External Video Transcripts


External Video Transcripts are the transcripts for a video component that does not have edx_video_id set. This document specifically proposes transcripts flow for such video components. A little context about VideoTranscript data model, we have a video_id  which is unique together with language_code

Assuming a video component that does not have an edx_video_id:

On Fresh Video Component
A transcript is uploaded for a language from video component. There will be a call to VAL and a new UUID will be generated which will serve as video_id in creating the corresponding record in VideoTranscript data model (the content will be uploaded to S3/whatever storage is configured). This UUID will be returned back to Video Component. Video Component will have a new Video xField(non-editable) to contain the returned UUID

Video Component with existing Transcripts
For all the subsequent transcript uploads, video component will request VAL to upload further transcripts via its UUID. On retrieval, VAL will be able to give all the transcripts attached to a UUID received from the video component. On removing a transcript, VAL will also be able to delete transcripts related to the received UUID from a video component.

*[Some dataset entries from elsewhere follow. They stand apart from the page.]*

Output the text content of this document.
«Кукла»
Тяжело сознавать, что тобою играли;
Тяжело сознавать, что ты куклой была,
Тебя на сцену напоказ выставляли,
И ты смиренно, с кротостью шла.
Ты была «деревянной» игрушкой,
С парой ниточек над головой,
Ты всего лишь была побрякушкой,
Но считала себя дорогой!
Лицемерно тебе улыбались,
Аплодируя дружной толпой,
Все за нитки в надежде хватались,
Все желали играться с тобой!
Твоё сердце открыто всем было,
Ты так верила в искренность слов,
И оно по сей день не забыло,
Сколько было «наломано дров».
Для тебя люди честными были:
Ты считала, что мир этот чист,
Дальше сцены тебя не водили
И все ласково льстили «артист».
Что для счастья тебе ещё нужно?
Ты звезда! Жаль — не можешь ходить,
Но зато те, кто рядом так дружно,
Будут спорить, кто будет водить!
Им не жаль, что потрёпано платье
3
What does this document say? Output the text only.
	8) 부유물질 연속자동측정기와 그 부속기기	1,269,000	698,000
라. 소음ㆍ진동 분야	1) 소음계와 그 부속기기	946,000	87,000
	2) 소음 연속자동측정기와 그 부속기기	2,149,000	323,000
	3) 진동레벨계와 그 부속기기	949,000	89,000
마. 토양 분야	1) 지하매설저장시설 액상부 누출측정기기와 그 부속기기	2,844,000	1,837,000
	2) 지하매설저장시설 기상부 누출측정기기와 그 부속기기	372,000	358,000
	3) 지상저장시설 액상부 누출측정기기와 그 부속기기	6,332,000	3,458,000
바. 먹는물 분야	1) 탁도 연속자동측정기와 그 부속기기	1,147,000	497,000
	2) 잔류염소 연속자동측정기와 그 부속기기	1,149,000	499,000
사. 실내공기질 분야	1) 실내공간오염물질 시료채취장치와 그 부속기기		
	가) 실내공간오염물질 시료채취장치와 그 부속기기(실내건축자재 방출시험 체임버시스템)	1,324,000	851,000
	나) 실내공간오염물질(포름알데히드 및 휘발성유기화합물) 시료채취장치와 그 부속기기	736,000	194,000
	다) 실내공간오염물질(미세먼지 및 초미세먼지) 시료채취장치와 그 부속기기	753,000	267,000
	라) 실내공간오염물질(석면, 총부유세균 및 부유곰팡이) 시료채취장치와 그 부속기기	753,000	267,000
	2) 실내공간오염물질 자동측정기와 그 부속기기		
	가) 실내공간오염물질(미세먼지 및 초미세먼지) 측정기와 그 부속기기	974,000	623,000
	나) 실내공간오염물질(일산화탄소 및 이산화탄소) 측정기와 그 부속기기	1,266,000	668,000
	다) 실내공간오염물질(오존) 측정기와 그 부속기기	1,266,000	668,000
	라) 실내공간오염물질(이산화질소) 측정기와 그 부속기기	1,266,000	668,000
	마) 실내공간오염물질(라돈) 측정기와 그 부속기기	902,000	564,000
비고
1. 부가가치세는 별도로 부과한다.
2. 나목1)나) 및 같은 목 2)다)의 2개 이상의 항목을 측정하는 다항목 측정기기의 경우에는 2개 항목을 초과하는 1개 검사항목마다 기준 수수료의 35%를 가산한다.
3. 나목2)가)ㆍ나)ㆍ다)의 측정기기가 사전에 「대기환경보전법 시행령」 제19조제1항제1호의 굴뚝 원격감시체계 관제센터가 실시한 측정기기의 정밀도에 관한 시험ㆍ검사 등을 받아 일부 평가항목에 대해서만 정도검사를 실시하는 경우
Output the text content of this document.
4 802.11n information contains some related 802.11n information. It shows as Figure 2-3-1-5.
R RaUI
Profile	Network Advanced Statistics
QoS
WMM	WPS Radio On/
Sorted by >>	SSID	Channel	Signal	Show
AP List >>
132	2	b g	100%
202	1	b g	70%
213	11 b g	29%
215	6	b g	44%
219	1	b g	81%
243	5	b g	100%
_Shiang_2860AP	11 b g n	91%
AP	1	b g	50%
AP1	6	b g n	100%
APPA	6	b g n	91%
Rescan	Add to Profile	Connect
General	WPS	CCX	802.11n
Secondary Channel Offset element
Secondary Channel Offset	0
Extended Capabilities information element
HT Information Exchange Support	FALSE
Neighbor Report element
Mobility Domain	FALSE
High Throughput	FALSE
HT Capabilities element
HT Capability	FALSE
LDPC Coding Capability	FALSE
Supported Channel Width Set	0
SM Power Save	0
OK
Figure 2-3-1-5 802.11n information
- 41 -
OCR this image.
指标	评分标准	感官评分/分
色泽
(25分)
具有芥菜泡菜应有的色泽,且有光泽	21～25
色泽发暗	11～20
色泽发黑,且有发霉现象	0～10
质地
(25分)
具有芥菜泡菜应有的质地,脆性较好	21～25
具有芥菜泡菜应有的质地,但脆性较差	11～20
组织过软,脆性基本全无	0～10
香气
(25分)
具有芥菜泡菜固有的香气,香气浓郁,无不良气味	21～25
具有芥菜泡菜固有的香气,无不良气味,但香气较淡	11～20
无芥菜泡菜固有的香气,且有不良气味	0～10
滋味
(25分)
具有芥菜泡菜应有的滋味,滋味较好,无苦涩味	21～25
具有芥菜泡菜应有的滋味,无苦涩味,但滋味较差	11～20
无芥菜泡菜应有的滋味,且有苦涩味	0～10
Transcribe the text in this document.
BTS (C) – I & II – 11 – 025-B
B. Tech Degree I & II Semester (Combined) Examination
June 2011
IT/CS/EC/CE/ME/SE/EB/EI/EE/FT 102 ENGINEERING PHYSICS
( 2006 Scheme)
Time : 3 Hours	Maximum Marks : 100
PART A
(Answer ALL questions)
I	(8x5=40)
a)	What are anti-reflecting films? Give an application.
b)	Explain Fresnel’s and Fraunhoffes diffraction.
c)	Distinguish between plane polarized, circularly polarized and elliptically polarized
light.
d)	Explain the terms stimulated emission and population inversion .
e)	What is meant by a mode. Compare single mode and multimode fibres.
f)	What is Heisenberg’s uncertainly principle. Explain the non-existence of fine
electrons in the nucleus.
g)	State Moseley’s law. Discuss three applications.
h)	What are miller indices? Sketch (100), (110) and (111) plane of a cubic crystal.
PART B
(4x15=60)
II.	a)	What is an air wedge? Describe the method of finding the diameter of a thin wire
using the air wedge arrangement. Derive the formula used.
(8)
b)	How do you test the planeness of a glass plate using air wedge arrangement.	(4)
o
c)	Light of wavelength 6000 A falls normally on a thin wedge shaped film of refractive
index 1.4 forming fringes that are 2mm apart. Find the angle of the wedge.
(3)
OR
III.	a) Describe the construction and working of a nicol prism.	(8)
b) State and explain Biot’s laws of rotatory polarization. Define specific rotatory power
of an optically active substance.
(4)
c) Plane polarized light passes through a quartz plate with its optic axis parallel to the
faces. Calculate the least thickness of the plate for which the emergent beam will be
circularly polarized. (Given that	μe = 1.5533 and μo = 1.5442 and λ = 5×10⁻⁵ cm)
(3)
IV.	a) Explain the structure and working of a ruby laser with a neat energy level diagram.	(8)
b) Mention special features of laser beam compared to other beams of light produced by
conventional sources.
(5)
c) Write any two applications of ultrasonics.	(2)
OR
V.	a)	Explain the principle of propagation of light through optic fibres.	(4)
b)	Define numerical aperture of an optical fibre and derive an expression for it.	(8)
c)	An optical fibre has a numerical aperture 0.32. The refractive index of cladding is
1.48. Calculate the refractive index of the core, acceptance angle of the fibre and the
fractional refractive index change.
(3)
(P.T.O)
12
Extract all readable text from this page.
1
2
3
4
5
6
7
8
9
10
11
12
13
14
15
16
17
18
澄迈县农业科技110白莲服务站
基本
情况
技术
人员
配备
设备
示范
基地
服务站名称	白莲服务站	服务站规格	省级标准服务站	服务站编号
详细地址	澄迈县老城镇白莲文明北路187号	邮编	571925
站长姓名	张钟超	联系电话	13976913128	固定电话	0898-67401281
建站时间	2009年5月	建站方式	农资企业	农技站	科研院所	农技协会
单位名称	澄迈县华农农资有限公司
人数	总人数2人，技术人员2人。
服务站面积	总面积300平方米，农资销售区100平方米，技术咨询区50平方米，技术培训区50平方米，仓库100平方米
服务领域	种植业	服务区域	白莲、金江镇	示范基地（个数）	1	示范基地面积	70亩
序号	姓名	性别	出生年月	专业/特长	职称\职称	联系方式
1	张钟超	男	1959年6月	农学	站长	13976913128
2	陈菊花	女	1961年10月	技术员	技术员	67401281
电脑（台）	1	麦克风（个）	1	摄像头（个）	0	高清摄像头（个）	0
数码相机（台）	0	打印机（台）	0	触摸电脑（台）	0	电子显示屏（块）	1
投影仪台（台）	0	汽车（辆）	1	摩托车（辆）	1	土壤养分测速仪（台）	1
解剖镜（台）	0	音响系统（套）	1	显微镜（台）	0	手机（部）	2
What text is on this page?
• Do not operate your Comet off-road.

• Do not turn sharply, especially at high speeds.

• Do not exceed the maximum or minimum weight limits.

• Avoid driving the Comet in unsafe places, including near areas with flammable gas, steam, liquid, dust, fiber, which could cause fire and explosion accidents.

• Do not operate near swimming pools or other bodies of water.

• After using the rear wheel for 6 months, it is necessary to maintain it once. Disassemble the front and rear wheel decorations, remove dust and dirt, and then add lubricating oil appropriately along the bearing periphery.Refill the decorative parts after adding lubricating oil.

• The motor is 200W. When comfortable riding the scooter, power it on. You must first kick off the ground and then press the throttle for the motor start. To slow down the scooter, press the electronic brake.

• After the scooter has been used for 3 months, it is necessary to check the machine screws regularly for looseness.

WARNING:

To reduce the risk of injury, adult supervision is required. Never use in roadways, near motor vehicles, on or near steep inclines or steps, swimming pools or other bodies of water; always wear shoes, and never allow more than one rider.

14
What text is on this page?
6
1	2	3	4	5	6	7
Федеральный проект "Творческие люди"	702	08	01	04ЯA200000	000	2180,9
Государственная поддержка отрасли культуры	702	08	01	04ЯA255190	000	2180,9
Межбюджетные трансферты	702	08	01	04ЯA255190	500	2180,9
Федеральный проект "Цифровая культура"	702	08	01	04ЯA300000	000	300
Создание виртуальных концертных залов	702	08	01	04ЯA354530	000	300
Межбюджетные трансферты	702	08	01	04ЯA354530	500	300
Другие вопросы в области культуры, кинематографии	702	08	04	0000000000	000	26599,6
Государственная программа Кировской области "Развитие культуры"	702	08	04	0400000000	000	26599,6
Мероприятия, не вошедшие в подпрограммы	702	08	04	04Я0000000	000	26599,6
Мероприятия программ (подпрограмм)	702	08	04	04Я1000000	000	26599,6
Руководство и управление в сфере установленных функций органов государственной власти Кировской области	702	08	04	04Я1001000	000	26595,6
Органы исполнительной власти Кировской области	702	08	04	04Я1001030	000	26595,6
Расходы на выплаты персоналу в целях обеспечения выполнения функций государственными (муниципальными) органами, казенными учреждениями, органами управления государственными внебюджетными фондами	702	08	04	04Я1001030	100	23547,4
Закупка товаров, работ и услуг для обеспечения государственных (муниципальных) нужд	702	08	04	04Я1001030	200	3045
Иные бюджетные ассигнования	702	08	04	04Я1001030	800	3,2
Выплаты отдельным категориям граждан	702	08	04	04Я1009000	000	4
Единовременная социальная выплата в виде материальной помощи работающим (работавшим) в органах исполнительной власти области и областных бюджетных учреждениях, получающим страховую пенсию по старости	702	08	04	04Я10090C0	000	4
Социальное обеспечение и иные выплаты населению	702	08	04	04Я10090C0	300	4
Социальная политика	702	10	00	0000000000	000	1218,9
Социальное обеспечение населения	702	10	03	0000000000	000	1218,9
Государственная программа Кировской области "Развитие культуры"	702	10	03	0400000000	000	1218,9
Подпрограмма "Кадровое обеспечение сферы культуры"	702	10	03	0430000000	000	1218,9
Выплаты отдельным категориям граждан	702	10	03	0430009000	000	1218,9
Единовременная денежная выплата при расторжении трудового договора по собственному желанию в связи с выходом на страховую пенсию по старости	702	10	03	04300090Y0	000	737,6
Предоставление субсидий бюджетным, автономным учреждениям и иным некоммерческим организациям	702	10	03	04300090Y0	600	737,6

Import / Export across the same platform
On the course export, all the transcripts (metadata + content) will be exported with course. On the course import, All the transcript metadata will be back into VideoTranscript data model and we can regenerate new UUIDs (which will serve as video_ids) for the imported transcripts – This will benefit us when we import/export across the different platforms but there will be transcripts content duplication if we are exporting/importing in a same platform.

Import / Export across the different platforms (e.g. edX to Edge etc)
This is the case when we export a course (for example, from edX platform to edX Edge). On the course export, all the transcripts (metadata + content) will be exported with course. On the course import, there will be no chance that transcripts could conflict with existing records in VideoTranscript data model as we are regenerating new UUIDs for the imported transcripts.

Is this such an frequent UseCase that we have to allow data-duplication? (not sure)